At this point I have to say, in order to review this movie I had to re-watch it, with the others I knew they were bad, but with wish maker I dunno if I have just forgot it coz it was bad or coz it was that good yo. They keep hammering this best friend/brother bullshit in the movie, all i want to see in Pokemon movies is legendaries threatening the world or just being legendaries, Battles and next gen Pokemon is that too much to ask? butler decides f*** the officer jenny's I'm making my own GROUDON with JIRACHI'S special get the energy from the comet power (he had to harness an energy source that appears once every 1000 years .... how terribly specific), an ABSOL appears to take JIRACHI back to where it lives and the gang find out that butler has gone f****** insane, they show there journey across the world of Pokemon yet we don't see ANY f******* Pokemon in this world of Pokemon. also ASS says he misses his friend ... apparently its misty I thought it was BUTTERFREE tbh, They spout some exposition and OMG POKEMON, LOOK ALTARIA and TROPIUS .... sounds so weird, some of the cries are so manly, Sorry got caught up in the movie, Max is a whinny lil bitch oooooh I hate him, MAY sings her lullaby that would make JIGGLYPUFF jealous, didn't I mention it before? yeah she sings in this. I'm just praying that the comet crashes into the planet by the end of this movie.

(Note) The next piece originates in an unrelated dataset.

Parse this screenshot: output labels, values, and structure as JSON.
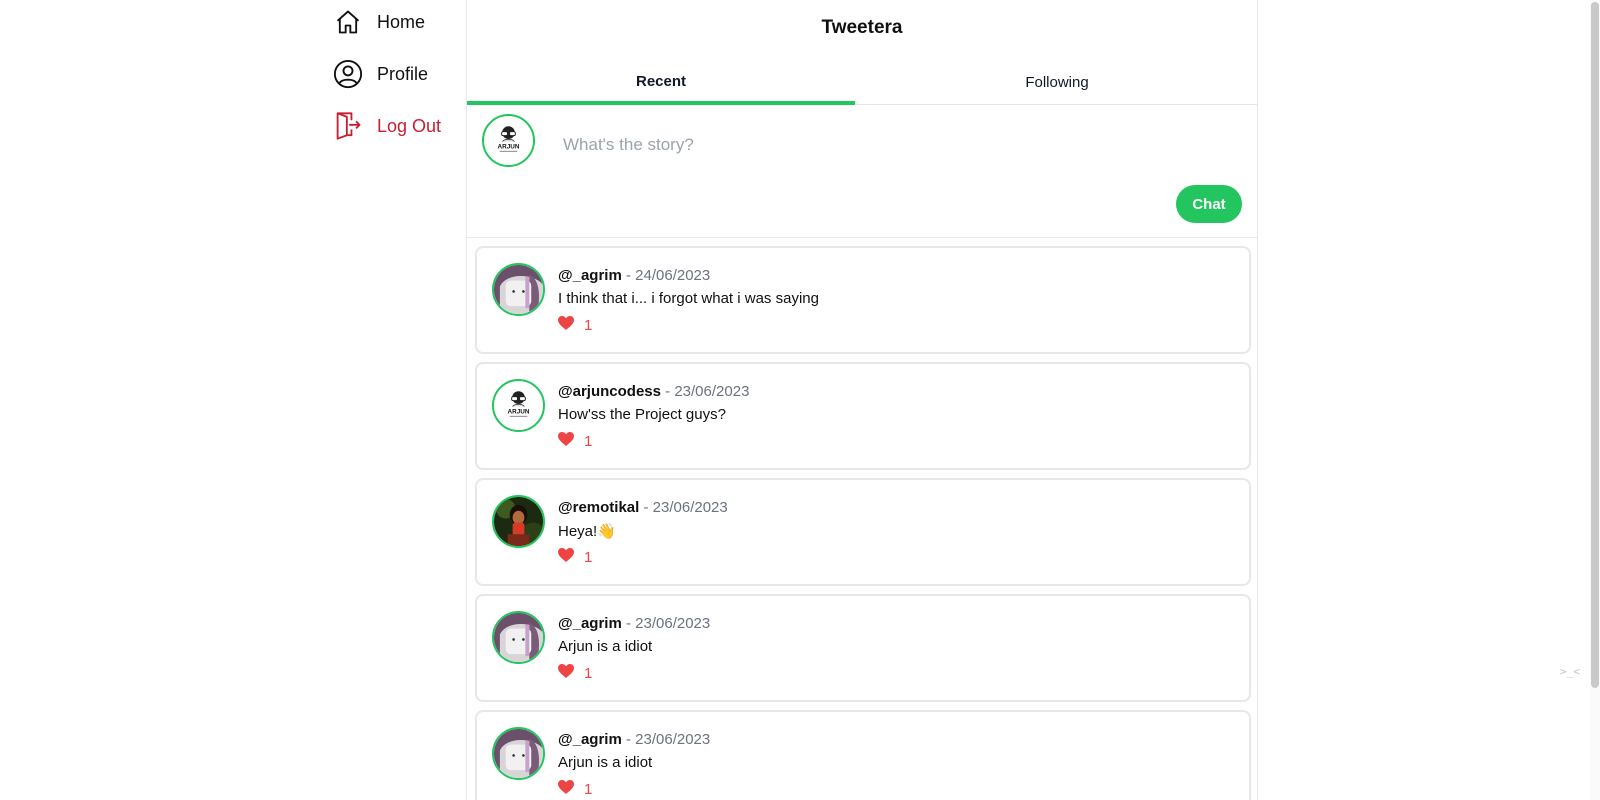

So badass, I've underestimated you ABSOL

What did I say before this movie isn't bad? No its not but its not good either, OH DUDE A FLYGON .... sorry, when Pokemon appear especially some of my fave's i get all pokemonostalgia ... sorry, The climax is upon us, and tbh I actually like this climax its cool and gets needlessly dark and I love it, this is what i expect from a Pokemon movie. This is where butler goes ... MAD, as specified by his girlfriend i guess, I'm really sick of this showman ship bull, there's a 3d JIRACHI because reasons. BECAUSE this film is mostly void of jokes team rocket making a joke is actually kind of funny, So JIRACHI uses the power of the comet to make a fake GROUDON. ASS and MAX get on the back of FLYGON and have a pretty cool fight against a SALAMENCE that sounds like a dinosaur, not complaining 2 dragons VS each other, but its sadly ruined by the whimsical music, the real game is on as the fake ground starts destroying everything OOOOOOOOOH BOY this is awesome, GROUDON is like a Kaiju, its starts to attack the other Pokemon ... I'm actually in awe, this is why I love this movie, damn this move throws some shit at us, butlers love interest gets eaten and butler goes all super saiyan.

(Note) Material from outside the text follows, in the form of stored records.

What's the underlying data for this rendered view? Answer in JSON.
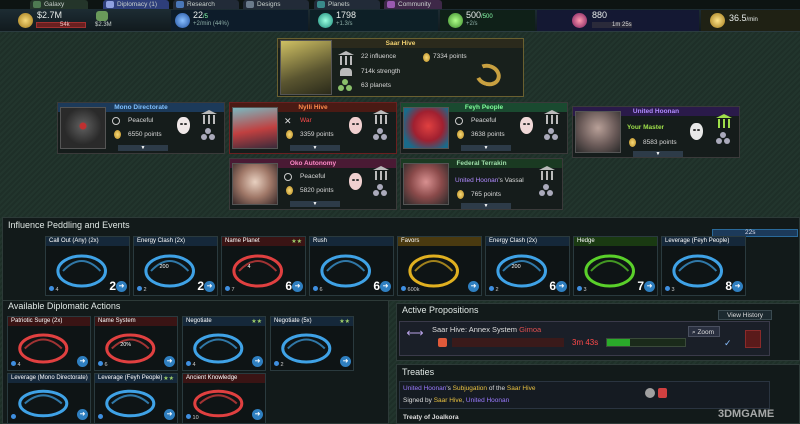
{
  "tabs": [
    {
      "label": "Galaxy",
      "color": "#4e7a52"
    },
    {
      "label": "Diplomacy (1)",
      "color": "#3d4f9a"
    },
    {
      "label": "Research",
      "color": "#3a4660"
    },
    {
      "label": "Designs",
      "color": "#3a4660"
    },
    {
      "label": "Planets",
      "color": "#3a4660"
    },
    {
      "label": "Community",
      "color": "#6a3a7a"
    }
  ],
  "resources": {
    "credits": "$2.7M",
    "credits_sub": "54k",
    "credits2": "$2.3M",
    "research": "22",
    "research_max": "/5",
    "research_rate": "+2/min (44%)",
    "energy": "1798",
    "energy_rate": "+1.3/s",
    "pop": "500",
    "pop_max": "/500",
    "pop_rate": "+2/s",
    "influence": "880",
    "influence_timer": "1m 25s",
    "income": "36.5",
    "income_unit": "/min"
  },
  "factions": {
    "main": {
      "name": "Saar Hive",
      "influence": "22 influence",
      "strength": "714k strength",
      "planets": "63 planets",
      "points": "7334 points"
    },
    "mono": {
      "name": "Mono Directorate",
      "status": "Peaceful",
      "points": "6550 points"
    },
    "nylli": {
      "name": "Nylli Hive",
      "status": "War",
      "points": "3359 points"
    },
    "feyh": {
      "name": "Feyh People",
      "status": "Peaceful",
      "points": "3638 points"
    },
    "hoonan": {
      "name": "United Hoonan",
      "status": "Your Master",
      "points": "8583 points"
    },
    "oko": {
      "name": "Oko Autonomy",
      "status": "Peaceful",
      "points": "5820 points"
    },
    "terrakin": {
      "name": "Federal Terrakin",
      "status_owner": "United Hoonan",
      "status_rest": "'s Vassal",
      "points": "765 points"
    }
  },
  "influence_section": {
    "title": "Influence Peddling and Events",
    "timer": "22s",
    "cards": [
      {
        "title": "Call Out (Any) (2x)",
        "count": "2",
        "small": "4",
        "color": "#3fa2e6"
      },
      {
        "title": "Energy Clash (2x)",
        "count": "2",
        "small": "2",
        "extra": "200",
        "color": "#3fa2e6"
      },
      {
        "title": "Name Planet",
        "count": "6",
        "small": "7",
        "extra": "4",
        "color": "#e04040"
      },
      {
        "title": "Rush",
        "count": "6",
        "small": "6",
        "color": "#3fa2e6"
      },
      {
        "title": "Favors",
        "count": "",
        "small": "600k",
        "color": "#e0b020"
      },
      {
        "title": "Energy Clash (2x)",
        "count": "6",
        "small": "2",
        "extra": "200",
        "color": "#3fa2e6"
      },
      {
        "title": "Hedge",
        "count": "7",
        "small": "3",
        "color": "#5ad02a"
      },
      {
        "title": "Leverage (Feyh People)",
        "count": "8",
        "small": "3",
        "color": "#3fa2e6"
      }
    ]
  },
  "actions_section": {
    "title": "Available Diplomatic Actions",
    "cards": [
      {
        "title": "Patriotic Surge (2x)",
        "small": "4",
        "color": "#e04040"
      },
      {
        "title": "Name System",
        "small": "6",
        "extra": "20%",
        "color": "#e04040"
      },
      {
        "title": "Negotiate",
        "small": "4",
        "color": "#3fa2e6"
      },
      {
        "title": "Negotiate (5x)",
        "small": "2",
        "color": "#3fa2e6"
      },
      {
        "title": "Leverage (Mono Directorate)",
        "small": "",
        "color": "#3fa2e6"
      },
      {
        "title": "Leverage (Feyh People)",
        "small": "",
        "color": "#3fa2e6"
      },
      {
        "title": "Ancient Knowledge",
        "small": "10",
        "color": "#e04040"
      }
    ]
  },
  "propositions": {
    "title": "Active Propositions",
    "history_label": "View History",
    "item_owner": "Saar Hive",
    "item_text": ": Annex System ",
    "item_target": "Gimoa",
    "zoom_label": "Zoom",
    "timer": "3m 43s"
  },
  "treaties": {
    "title": "Treaties",
    "t1_a": "United Hoonan",
    "t1_b": "'s ",
    "t1_c": "Subjugation",
    "t1_d": " of the ",
    "t1_e": "Saar Hive",
    "signed_prefix": "Signed by ",
    "signed_a": "Saar Hive",
    "signed_mid": ", ",
    "signed_b": "United Hoonan",
    "t2": "Treaty of Joalkora"
  },
  "watermark": "3DMGAME"
}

UGH SO COOL, it looks so pissed and awesome at the same time

So butlers a good guy now, hey if you loose your supposed wife its bound to turn you from evil to good, Diane that's her name she says it more than the Pokemon do,So in order to save the day they have to reverse the polarity or some shit, that's how you save the day kids, Technojargan, also the fake GROUDON sounds like an elephant? I get in later versions they sound more like Kaiju but and elephant ... that's dumb. The fake GROUDON melts into ... goo i guess and JIRACHI goes all Jesus on us hurtling the abomination into the night sky ... killing everyone with it, sucks to be them .... Oh ofc they don't die, that would be tragically hilarious. JIRACHI wishes for MAX to sing that dull lullaby when may first sang it, OMG BROCK singing I miss BROCK. So with that JIRACHI turns back into a monolith sized jewel and disappears ... until Pokemon channel where you can get a bazillion of them. EXPLAIN THAT ONE MOVIE

The power of HELIX compels you heathen

So as a whole yeah, i still stand at 5/10 it was dumb but the animation was cool and that Kick-ass fake GROUDON, ugh its so cool, this is probably the best out of the shit movies, there's a lot at stake towards the end and the animation is nice, but its ruined by that little ass-hat MAX unfortunately the other movies have him in it and no he doesn't get better.